2. All surgical staff wear double gloves and change gloves immediately if they break during surgery. Use surgical gowns and sterile towel sheets that prevent fluid penetration.
3. Shower with chlorhexidine several hours prior to surgery and the evening before. Clean the surgical site with a chlorhexidine impregnated washcloth before entering the operating room.
4. Trim and remove hair with a hair clipper prior to surgery.
5. Disinfect with a mixture of alcohol and chlorhexidine to reduce microorganisms on the surgical team and patient’s skin. Other effective products including iodophor alcohol may also be used.
6. Apply an antibacterial surgical patch to the surgical site and make it adhere well to the skin.
7. Use suture materials that are resistant to infection.
8.Anti-fire the dead space as much as possible.
9. Minimize trauma to the wound itself and treat the tissue gently.
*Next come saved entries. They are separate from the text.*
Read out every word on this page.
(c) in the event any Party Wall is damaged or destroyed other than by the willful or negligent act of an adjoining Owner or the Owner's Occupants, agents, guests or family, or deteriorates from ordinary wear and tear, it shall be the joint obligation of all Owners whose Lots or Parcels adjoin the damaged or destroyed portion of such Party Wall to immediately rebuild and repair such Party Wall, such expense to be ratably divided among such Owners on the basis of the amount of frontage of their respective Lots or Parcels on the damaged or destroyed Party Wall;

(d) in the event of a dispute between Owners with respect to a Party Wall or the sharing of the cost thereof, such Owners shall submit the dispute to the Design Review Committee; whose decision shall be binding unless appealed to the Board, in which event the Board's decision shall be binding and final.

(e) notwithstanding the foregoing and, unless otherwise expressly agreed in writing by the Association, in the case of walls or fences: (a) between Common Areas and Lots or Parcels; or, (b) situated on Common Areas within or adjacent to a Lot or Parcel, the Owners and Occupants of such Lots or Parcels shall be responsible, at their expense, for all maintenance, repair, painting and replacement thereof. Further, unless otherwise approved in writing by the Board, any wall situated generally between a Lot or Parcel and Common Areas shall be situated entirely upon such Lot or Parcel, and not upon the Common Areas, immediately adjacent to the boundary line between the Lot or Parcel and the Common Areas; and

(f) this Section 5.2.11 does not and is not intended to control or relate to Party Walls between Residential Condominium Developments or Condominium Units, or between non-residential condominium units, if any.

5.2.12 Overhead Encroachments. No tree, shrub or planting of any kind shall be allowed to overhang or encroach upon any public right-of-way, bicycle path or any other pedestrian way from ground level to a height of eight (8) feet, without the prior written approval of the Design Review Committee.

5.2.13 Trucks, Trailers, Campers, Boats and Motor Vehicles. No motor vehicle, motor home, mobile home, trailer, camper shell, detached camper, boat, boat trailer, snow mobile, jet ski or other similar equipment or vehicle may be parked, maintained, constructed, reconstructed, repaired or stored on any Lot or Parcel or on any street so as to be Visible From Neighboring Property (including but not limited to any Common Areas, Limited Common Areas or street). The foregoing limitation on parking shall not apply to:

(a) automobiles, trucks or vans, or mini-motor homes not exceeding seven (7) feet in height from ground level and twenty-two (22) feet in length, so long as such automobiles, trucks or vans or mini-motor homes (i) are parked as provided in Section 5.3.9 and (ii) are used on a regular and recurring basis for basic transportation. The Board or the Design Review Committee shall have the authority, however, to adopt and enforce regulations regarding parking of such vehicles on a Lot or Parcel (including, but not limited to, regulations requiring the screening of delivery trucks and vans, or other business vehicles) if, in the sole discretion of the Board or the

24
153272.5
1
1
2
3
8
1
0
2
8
Limit the use of electrocautery and remove as much inactivated tissue as possible.
10.Do not place drains or drainage from the incision.
11. Use prophylactic topical antibiotics such as 0.1% kanamycin or other aminoglycosides (e.g., gentamicin 160 mg/500 ml) and pressure wash with antibiotics several times during the procedure and before closing the incision to remove blood clots and inactivated tissue and to ensure high levels of antimicrobial agents in the tissue. For patients with a subcutaneous fat layer greater than 3 inches (7.5 cm), antibiotics are injected into the wound with a small catheter after closure of the incision and retained for several hours before drainage of fluid by closed drainage.
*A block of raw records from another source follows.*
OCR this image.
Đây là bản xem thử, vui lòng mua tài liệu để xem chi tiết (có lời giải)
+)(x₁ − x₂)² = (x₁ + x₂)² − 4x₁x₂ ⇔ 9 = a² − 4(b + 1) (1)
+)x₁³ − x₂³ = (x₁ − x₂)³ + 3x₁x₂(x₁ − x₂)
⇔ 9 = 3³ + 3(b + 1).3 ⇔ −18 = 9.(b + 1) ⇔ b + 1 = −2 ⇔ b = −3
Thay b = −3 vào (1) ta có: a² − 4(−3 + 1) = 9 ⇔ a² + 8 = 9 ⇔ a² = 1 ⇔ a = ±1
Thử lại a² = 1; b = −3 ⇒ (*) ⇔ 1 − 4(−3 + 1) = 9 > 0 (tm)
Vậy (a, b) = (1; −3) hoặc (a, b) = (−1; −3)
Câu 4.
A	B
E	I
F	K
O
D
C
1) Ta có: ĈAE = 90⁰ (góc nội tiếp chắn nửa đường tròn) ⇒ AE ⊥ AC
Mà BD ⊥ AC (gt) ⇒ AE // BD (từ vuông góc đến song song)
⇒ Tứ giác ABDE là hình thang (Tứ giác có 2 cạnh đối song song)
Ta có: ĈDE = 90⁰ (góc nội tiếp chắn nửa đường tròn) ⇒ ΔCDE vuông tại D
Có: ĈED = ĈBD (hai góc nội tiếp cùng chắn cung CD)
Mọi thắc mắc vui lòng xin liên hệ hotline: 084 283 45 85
12. When the nosocomial infection rate exceeds 0.5%, or when a foreign body is implanted, all surgical patients require prophylactic systemic antibiotics according to guidelines.
13.Maintain a deep body temperature greater than or equal to 36°C during the perioperative period.
14.Give sufficient inhaled oxygen concentration to maintain subcutaneous oxygen concentration at approximately 100 mmHg and pulse oxygen over 96%.
15.All diabetic and hyperglycemic patients undergo strict glycemic control (less than 10 mmol/L) during the perioperative period, with some high-risk patients prolonged for 2 to 3 d.
16.Restrict transfusion of blood products.
17. Undergo elective surgery (e.g., abdominoplasty) and quit smoking for at least 4 weeks prior to surgery.
Research on SSI prevention in China is still lacking in a systematic way. In 2006, the Surgical Infection and Critical Illness Group of the Chinese Medical Association’s Surgery Branch proposed guidelines for SSI prevention in China, based on the CDC guidelines and combined with clinical practice in China. Subsequently, a series of studies have been conducted by surgical scholars in China. In comparison with this update, there are still more improvements needed in our surgical practice, many ideas need to be promoted urgently, and some measures need to be researched and improved according to the actual situation in China, so as to develop new guidelines for the prevention of SSI in the midst of distress in line with the national situation.